Wenn Kunst verstummt
Beverstedt. Die „Blaue Leiter“, ein Treffpunkt für Natur und Kunst, wird es bald nicht mehr geben. Dr. H. Joachim Andres gründete die Galerie beziehungsweise das Museum vor zehn Jahren als Ort der Begegnung für Kunst- und Naturfreunde.
Seine Intention war es, Menschen dazu zu ermutigen, symbolisch die Leiter zu erklimmen, über den Tellerrand des Alltäglichen hinauszuschauen und sich auf die Suche nach Schönheit, Freude und neuen Erfahrungen zu begeben – als Gegenpol zu Schrecken und Angst.

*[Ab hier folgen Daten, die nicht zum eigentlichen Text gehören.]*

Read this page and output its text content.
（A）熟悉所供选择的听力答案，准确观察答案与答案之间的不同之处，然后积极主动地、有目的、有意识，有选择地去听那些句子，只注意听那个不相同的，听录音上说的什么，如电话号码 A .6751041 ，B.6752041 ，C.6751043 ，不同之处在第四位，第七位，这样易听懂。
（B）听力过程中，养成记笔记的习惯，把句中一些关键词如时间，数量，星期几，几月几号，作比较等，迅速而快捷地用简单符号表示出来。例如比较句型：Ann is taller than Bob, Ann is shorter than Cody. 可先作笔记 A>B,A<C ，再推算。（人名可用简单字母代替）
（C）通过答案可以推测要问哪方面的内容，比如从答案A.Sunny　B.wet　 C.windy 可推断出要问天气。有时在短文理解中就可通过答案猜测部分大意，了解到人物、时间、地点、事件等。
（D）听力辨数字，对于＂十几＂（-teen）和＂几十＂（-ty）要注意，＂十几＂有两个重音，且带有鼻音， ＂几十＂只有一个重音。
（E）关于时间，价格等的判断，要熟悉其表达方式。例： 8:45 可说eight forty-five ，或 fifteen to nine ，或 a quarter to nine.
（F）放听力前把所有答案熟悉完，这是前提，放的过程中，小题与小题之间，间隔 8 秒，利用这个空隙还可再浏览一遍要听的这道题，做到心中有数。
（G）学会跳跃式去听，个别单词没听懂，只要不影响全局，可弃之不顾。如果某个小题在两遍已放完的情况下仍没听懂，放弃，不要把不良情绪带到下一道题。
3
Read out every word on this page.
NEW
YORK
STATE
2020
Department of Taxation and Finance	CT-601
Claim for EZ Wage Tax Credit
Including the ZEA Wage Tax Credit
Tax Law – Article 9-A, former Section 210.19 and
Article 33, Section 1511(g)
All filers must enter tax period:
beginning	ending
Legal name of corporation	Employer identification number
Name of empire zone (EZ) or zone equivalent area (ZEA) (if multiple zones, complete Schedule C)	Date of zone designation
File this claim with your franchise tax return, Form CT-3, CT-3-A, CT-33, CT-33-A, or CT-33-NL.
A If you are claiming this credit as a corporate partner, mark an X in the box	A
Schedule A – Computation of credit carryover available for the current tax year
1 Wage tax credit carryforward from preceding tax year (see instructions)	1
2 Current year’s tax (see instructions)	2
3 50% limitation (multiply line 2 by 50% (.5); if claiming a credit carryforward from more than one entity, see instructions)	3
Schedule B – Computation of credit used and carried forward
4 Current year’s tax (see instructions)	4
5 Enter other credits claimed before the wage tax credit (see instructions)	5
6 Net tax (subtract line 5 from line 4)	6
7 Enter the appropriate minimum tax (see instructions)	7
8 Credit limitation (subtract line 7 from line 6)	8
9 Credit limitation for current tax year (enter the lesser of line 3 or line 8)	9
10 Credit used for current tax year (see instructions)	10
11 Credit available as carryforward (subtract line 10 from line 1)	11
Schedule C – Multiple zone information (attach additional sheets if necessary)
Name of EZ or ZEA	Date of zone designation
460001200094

Die Galerie zeigt noch immer eine Vielzahl von Exponaten verschiedener Künstler, darunter Wolf Dietmar Stock, Carsten Eggers, Fritz H. Marutzky, Willy Vogel, Tobias Nicklitsch, Giesela Riedel sowie Fritz Dehn. Besonders hervorzuheben sind auch Werke seines Vaters Hans Georg Andres, darunter Emaille- und Temperabilder sowie Skulpturen. Diese waren zuletzt im Rahmen der Ausstellungsreihe „Kunst an der Oste“ zu sehen.
Dr. H. Joachim Andres verstarb vor vier Jahren. Seine Lebenspartnerin Hella Langguth, in Bremervörde durch den Kultur- und Heimatkreis sowie als Leiterin der Artothek bekannt, führte sein Erbe weitere vier Jahre fort. Nun sieht sie sich durch äußere Einflüsse gezwungen, die Galerie aufzugeben.
Am Sonntag, 3. Mai, lädt sie anlässlich des Todestages von Dr. H. Joachim Andres alle Freunde sowie Kunst- und Naturinteressierten zu einer Abschlussveranstaltung mit Ausstellung ein. Ausgewählte Exponate können erworben werden. Die Veranstaltung findet von 11 bis 17 Uhr in der „Blauen Leiter“, Basdahler Weg 1 in Beverstedt statt.